Frithjof Blaasch oder auch bekannt als Bulgenslag ist einer der besten Wassersport-Fotografen und -Kameramänner im deutschsprachigen Raum. Seine Bilder und Filme fangen die Momente, die wir alle so an unserem Sport so lieben, mit einer ganz besonderen Energie ein. Er versteht es die Stimmung, die Bedingungen und das Licht bei einer Session perfekt einzufangen und in Szene zu setzten. Auch bei uns im Magazin ist er schon mit diversen Aufnahmen aufgetaucht.

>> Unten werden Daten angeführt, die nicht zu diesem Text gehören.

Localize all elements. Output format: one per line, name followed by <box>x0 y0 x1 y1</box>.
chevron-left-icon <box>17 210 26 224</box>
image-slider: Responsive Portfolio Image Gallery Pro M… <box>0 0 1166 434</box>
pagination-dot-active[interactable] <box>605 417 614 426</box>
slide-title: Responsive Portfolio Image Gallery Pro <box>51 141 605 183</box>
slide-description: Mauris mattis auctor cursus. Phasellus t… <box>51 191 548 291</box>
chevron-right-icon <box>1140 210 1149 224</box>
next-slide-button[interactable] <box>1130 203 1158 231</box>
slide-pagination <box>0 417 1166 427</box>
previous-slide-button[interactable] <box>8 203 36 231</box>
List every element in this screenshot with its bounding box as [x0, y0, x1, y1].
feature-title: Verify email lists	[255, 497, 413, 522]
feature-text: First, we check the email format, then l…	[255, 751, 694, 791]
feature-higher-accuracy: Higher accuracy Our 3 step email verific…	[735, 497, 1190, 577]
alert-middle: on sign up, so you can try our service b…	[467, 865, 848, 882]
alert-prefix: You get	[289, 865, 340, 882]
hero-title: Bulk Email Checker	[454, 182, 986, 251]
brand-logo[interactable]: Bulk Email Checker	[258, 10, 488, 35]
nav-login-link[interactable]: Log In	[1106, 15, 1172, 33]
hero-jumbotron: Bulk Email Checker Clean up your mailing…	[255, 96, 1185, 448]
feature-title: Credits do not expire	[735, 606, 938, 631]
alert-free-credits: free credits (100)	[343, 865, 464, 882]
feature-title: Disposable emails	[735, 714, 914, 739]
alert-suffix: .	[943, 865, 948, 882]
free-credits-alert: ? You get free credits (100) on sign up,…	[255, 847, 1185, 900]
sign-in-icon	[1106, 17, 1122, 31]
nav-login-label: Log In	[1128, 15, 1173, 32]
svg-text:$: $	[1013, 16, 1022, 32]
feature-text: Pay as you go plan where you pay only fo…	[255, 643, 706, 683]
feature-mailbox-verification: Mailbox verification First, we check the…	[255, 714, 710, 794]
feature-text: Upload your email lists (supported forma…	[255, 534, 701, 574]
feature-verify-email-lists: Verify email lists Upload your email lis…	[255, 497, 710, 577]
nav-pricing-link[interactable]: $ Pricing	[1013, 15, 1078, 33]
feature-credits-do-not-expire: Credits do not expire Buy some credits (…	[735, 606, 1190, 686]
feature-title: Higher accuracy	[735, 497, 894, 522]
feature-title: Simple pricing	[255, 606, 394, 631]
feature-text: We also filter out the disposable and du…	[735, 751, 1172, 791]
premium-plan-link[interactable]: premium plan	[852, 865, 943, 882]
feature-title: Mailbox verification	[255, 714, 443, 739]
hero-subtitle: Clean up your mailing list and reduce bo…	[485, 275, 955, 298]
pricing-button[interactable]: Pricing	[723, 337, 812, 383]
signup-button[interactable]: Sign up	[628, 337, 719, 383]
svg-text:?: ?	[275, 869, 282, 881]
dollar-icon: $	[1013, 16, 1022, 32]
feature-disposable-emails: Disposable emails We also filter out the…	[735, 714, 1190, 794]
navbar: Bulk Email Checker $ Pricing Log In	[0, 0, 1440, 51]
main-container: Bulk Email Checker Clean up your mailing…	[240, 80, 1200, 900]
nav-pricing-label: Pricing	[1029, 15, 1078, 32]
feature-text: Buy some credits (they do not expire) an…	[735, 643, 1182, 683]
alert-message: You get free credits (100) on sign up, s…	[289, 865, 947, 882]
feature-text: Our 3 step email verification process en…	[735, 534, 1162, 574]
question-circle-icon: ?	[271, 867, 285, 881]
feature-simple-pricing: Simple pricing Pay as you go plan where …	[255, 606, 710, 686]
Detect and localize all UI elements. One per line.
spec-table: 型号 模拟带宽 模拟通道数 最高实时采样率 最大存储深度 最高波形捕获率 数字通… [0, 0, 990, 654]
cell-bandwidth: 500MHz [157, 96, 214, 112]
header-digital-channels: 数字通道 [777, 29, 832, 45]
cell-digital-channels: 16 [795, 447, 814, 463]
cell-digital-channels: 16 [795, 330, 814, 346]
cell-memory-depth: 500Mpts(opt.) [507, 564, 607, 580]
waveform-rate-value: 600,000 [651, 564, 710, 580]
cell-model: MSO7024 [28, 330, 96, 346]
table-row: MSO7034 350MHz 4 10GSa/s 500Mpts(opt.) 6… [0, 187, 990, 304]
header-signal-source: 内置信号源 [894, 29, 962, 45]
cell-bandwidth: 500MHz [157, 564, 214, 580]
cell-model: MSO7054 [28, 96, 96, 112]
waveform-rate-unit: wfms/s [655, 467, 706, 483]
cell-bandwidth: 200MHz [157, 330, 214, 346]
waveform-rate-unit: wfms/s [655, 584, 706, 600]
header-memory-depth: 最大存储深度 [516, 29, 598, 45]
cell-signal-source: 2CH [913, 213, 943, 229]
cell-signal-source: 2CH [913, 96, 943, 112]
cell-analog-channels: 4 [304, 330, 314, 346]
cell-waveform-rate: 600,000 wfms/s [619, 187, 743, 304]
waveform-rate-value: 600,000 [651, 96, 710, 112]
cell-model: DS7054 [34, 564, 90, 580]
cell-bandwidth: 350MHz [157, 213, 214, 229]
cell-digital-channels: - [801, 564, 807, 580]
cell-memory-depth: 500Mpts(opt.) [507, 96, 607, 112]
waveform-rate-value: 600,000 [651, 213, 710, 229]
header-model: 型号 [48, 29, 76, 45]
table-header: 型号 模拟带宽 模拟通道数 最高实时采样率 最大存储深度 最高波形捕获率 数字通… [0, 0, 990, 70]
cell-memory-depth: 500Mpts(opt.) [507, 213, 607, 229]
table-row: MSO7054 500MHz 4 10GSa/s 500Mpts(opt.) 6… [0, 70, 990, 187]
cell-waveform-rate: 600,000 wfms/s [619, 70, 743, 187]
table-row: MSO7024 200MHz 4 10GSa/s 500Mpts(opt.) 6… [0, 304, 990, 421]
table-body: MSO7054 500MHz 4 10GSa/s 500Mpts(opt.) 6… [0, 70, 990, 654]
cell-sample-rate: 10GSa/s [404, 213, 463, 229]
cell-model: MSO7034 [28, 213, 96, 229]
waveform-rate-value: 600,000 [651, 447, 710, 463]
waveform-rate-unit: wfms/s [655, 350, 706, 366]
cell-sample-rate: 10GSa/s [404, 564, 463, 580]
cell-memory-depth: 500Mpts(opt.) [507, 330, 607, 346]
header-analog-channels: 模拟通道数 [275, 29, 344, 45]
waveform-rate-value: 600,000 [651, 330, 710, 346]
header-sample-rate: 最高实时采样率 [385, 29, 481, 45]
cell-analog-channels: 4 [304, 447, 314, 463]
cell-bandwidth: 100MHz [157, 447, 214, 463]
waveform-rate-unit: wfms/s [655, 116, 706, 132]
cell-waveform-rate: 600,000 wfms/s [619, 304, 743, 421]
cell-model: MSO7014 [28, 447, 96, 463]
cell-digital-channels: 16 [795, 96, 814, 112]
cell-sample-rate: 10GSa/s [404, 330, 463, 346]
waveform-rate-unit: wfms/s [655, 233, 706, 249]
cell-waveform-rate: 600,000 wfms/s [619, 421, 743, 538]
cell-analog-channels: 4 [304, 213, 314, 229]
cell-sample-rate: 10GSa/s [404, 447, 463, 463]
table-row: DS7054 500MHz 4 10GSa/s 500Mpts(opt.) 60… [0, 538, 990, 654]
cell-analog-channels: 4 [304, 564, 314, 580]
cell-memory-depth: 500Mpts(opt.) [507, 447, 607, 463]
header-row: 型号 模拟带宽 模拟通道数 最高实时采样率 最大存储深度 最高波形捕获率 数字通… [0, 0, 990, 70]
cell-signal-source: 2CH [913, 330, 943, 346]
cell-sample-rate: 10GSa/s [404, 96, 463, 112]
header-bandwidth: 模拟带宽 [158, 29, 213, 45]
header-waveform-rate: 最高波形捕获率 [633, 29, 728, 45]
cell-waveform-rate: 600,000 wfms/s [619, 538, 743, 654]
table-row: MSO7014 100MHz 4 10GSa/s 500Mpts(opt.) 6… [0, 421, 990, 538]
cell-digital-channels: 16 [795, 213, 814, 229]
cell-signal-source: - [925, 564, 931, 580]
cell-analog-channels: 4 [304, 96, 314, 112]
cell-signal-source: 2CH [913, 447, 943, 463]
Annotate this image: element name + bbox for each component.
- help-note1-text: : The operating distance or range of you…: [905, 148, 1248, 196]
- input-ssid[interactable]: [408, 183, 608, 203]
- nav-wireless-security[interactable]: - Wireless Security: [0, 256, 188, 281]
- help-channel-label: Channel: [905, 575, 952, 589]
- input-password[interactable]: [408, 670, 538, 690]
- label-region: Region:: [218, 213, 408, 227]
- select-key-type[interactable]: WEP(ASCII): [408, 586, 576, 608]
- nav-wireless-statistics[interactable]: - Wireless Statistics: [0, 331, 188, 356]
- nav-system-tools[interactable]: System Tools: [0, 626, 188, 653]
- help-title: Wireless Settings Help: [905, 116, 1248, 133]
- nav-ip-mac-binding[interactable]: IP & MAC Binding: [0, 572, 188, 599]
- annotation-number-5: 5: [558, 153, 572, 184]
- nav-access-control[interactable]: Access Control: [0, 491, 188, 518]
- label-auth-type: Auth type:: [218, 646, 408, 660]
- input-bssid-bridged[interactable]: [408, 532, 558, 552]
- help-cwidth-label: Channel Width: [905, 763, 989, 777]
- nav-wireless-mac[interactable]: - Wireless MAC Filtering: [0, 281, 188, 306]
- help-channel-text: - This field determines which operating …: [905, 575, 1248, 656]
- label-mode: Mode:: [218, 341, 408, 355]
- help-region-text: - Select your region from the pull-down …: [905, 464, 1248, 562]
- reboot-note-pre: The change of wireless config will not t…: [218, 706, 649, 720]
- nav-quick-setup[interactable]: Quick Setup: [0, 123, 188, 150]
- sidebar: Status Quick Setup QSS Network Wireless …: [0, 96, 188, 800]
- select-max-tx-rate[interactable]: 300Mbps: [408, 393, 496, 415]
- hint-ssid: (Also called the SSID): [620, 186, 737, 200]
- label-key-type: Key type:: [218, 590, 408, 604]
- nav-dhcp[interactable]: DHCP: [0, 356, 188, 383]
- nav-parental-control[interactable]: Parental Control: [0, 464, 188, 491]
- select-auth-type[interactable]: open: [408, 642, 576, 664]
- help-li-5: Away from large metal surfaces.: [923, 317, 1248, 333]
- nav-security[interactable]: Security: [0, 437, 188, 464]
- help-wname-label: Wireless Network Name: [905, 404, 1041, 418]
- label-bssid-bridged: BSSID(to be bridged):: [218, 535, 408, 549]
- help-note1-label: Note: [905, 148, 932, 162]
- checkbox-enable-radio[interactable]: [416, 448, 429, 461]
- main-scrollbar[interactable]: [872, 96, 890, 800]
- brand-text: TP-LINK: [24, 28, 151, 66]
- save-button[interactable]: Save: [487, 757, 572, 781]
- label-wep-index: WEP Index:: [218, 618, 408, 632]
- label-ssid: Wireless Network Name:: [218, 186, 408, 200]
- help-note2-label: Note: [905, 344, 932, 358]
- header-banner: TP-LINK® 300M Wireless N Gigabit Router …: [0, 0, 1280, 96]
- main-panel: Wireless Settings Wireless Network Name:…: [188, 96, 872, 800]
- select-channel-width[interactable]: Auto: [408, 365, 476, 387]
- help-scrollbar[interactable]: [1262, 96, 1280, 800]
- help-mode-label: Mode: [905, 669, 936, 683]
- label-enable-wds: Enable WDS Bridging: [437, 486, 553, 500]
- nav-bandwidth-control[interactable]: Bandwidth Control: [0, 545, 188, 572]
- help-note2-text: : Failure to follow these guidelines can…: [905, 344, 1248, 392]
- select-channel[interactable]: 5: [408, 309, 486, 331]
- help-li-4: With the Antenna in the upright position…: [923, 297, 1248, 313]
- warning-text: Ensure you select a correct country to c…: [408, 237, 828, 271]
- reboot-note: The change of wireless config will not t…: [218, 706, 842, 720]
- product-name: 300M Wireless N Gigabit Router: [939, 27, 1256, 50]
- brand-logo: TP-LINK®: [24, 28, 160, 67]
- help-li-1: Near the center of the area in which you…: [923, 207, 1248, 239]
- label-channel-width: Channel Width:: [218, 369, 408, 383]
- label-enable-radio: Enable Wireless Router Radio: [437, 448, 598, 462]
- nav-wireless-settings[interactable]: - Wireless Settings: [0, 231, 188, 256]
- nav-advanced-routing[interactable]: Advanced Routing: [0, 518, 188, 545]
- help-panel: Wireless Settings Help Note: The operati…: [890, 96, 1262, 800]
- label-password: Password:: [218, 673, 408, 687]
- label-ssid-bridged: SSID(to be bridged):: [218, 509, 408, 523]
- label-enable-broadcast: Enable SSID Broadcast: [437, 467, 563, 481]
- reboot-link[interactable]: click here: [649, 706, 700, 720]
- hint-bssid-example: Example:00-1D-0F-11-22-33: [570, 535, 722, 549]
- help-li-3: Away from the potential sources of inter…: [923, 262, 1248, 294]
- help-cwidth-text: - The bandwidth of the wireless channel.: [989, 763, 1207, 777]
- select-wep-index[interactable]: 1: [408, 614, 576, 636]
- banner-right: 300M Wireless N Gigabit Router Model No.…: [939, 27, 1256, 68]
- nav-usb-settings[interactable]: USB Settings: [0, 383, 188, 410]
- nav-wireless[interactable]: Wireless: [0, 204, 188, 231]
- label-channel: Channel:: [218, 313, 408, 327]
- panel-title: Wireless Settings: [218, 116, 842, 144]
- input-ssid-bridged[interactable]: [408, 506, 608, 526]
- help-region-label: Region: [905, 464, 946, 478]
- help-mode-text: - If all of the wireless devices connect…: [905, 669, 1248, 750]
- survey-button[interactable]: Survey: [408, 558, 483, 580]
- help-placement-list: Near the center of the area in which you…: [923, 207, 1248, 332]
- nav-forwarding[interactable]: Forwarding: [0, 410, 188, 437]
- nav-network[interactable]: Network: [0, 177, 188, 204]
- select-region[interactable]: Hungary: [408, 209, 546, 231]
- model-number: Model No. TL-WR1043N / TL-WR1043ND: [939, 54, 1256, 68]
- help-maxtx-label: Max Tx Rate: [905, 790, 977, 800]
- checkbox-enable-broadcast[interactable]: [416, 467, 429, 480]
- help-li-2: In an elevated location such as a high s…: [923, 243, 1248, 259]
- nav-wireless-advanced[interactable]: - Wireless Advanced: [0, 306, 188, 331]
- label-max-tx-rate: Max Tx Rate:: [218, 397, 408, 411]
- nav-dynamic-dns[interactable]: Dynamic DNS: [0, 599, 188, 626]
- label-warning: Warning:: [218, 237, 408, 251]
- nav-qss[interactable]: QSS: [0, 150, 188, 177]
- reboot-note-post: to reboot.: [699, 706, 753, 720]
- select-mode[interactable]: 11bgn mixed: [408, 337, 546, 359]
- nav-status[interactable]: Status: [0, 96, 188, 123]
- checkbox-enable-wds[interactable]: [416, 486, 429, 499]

Es war also mehr als an der Zeit ihn mal ein paar Fragen zu stellen und einige seiner schönsten Fotos vom Wingfoilen zu präsentieren:
Hallo Frithjof, aufmerksame Beobachter wissen, dass Dein Hauptfokus eigentlich auf dem Windsurfen liegt. Es schleichen sich aber auch immer mehr Aufnahmen vom Wingfoilen ein. Wie kam es dazu?
2020 besorgte Steffi Wahl ein Wingfoil Setup über Philip Horn – es gab zu diesem Zeitpunkt nicht allzu viel Auswahl – und sagte, dass sie das jetzt üben müsste, weil da etwas in Planung sei. Wir teilten uns das Setup und probierten damit etwas rum. Anfangs hatte ich eine ziemliche Anti-Haltung aber ich entdeckte schnell die Vorteile, die eigene Wasserzeit zu maximieren. Zudem machte es unglaublich viel Spaß, weil wir alle auf dem gleichen Level anfingen und uns gegenseitig pushten. Kurze Zeit später wurde ich dann in die VAYU-Idee eingeweiht und involviert.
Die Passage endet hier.